Towards Drugs to Treat Sarcopenia
Here, researchers review present efforts to develop drugs to treat sarcopenia, the age-related loss of muscle mass and strength that occurs in every individual, leading to eventual frailty. As a snapshot of the research and development community, it is representative of efforts across age-related disease generally, in that the primary focus falls on more easily developed options that cannot possibly produce results larger than those resulting from exercise, particular resistance exercise. This is the unfortunate outcome of the present medical regulatory system, in which the costs of regulatory approval are made so high that concerns and incentives surrounding cost outweigh all other goals.
Sarcopenia is a challenging disease for drug development, and there is currently no clinically approved therapeutic. Outcomes in clinical trials depend on functional gains in muscle performance, rather than just increases in mass, while also being well tolerated with low side effects. Sarcopenia is also a complex multifactorial disorder, and the underlying mechanisms are not fully understood. This review focused on pre-clinical drug development for sarcopenia. Due to the lack of approved therapeutics and a large projected market value, there are a large number and variety of different compounds and target pathways/cellular mechanisms under investigation.

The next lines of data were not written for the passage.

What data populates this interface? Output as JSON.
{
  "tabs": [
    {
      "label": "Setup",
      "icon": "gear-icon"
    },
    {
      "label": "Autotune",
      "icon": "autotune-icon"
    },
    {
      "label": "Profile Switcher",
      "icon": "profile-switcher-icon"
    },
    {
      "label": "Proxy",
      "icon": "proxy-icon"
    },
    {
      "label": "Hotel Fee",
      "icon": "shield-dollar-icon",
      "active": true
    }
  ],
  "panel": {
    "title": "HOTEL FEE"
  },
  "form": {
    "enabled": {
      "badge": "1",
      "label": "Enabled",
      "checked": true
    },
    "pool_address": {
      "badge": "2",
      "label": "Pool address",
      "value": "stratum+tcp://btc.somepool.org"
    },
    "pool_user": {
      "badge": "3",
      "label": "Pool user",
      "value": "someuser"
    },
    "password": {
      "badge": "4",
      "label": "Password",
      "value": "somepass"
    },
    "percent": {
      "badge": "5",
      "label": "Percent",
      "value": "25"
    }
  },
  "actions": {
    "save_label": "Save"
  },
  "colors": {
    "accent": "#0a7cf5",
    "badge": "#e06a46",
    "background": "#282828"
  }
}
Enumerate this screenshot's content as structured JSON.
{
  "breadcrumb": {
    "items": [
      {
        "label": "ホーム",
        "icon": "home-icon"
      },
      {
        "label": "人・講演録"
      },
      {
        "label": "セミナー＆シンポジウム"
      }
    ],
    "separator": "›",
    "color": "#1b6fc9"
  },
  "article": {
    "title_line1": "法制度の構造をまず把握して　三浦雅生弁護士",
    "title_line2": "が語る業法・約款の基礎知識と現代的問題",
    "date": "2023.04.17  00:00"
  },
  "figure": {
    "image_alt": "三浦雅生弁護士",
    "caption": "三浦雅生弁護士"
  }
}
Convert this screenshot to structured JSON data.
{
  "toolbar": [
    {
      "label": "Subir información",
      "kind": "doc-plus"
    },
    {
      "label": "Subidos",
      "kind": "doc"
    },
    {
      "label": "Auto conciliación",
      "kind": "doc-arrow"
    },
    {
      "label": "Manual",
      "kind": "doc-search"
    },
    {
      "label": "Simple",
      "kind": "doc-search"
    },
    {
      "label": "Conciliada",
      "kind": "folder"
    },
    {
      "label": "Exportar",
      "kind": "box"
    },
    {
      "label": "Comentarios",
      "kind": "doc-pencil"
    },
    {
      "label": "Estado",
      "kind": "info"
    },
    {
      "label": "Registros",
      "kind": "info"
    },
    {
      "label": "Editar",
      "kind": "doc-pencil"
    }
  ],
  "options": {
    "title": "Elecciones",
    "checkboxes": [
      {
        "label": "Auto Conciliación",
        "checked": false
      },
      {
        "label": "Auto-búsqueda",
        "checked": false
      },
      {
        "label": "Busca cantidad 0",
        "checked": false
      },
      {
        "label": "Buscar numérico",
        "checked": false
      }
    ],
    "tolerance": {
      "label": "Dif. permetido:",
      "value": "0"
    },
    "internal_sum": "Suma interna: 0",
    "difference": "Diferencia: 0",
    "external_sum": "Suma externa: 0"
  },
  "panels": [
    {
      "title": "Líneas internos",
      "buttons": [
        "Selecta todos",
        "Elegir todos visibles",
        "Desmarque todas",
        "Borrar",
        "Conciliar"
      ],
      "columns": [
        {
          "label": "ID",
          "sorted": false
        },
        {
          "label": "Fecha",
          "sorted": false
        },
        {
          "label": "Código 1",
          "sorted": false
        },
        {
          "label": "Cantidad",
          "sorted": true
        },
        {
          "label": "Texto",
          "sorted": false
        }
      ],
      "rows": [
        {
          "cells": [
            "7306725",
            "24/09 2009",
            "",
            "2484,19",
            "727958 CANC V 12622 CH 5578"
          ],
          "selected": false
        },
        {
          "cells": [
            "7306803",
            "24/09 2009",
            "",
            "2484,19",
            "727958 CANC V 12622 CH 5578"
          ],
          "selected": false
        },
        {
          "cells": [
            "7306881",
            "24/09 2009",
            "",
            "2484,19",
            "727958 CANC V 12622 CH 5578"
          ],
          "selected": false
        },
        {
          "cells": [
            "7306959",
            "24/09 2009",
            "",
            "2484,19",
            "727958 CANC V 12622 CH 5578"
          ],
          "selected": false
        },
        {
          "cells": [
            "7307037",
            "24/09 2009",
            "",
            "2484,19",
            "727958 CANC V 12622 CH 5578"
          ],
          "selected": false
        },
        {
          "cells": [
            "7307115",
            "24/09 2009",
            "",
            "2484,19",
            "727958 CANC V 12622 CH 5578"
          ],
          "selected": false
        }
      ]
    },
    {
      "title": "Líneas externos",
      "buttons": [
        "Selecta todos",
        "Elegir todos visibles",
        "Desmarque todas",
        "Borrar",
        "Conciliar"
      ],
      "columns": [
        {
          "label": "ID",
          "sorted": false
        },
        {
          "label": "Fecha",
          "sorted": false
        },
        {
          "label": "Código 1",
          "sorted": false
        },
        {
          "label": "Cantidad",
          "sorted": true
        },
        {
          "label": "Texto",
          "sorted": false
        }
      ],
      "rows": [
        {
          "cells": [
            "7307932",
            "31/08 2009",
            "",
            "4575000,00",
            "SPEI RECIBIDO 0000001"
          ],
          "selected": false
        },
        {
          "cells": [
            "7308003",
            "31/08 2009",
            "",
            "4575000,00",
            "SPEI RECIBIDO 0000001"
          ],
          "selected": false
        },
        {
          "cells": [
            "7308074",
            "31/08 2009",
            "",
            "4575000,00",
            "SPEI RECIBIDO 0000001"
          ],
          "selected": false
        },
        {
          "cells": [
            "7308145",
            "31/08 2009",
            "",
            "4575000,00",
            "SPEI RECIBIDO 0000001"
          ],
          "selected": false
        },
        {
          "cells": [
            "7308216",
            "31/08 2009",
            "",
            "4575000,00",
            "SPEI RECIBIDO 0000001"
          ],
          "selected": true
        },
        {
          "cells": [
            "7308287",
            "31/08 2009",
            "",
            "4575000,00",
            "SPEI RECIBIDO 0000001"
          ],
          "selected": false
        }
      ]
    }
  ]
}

A large proportion of current research is focusing on natural compounds and extracts, due to their characterized biological activity and advantages for further drug development. Much research effort is also focusing on the role of non-coding RNAs in sarcopenia progression, which can provide targets for small molecules currently under development for inhibiting non-coding RNA biogenesis. A number of type 2 diabetes drugs, such as SGLT2 inhibitors, DPP-IV inhibitors, and GLP-1 analogs, are also being investigated for their effects on skeletal muscle mass in type 2 diabetes patients and animal models. It will be important to consider whether these drugs can also be effective in the context of pre-diabetes or normoglycemia.
Mitochondria have a pivotal role in maintaining muscle function and are known to become dysfunctional in aging. Mitochondria-targeting drugs also hold great promise for treating sarcopenia and may utilize recent advances in mitochondria drug delivery systems. Drug repositioning strategies are also providing clinically validated candidates with known pharmacokinetics in humans. These previously characterized drugs can also provide new insights into the molecular pathways regulating skeletal muscle atrophy. A wider adoption of cell-based screening systems, based on known master regulatory genes, such as PGC-1α, could accelerate throughput and increase the number of hits for further analysis. Overall, much effort is being focused on identifying drug candidates with promising pre-clinical therapeutic activity in sarcopenia models, which raises the probability of successful drug development for this debilitating and increasingly prevalent disease.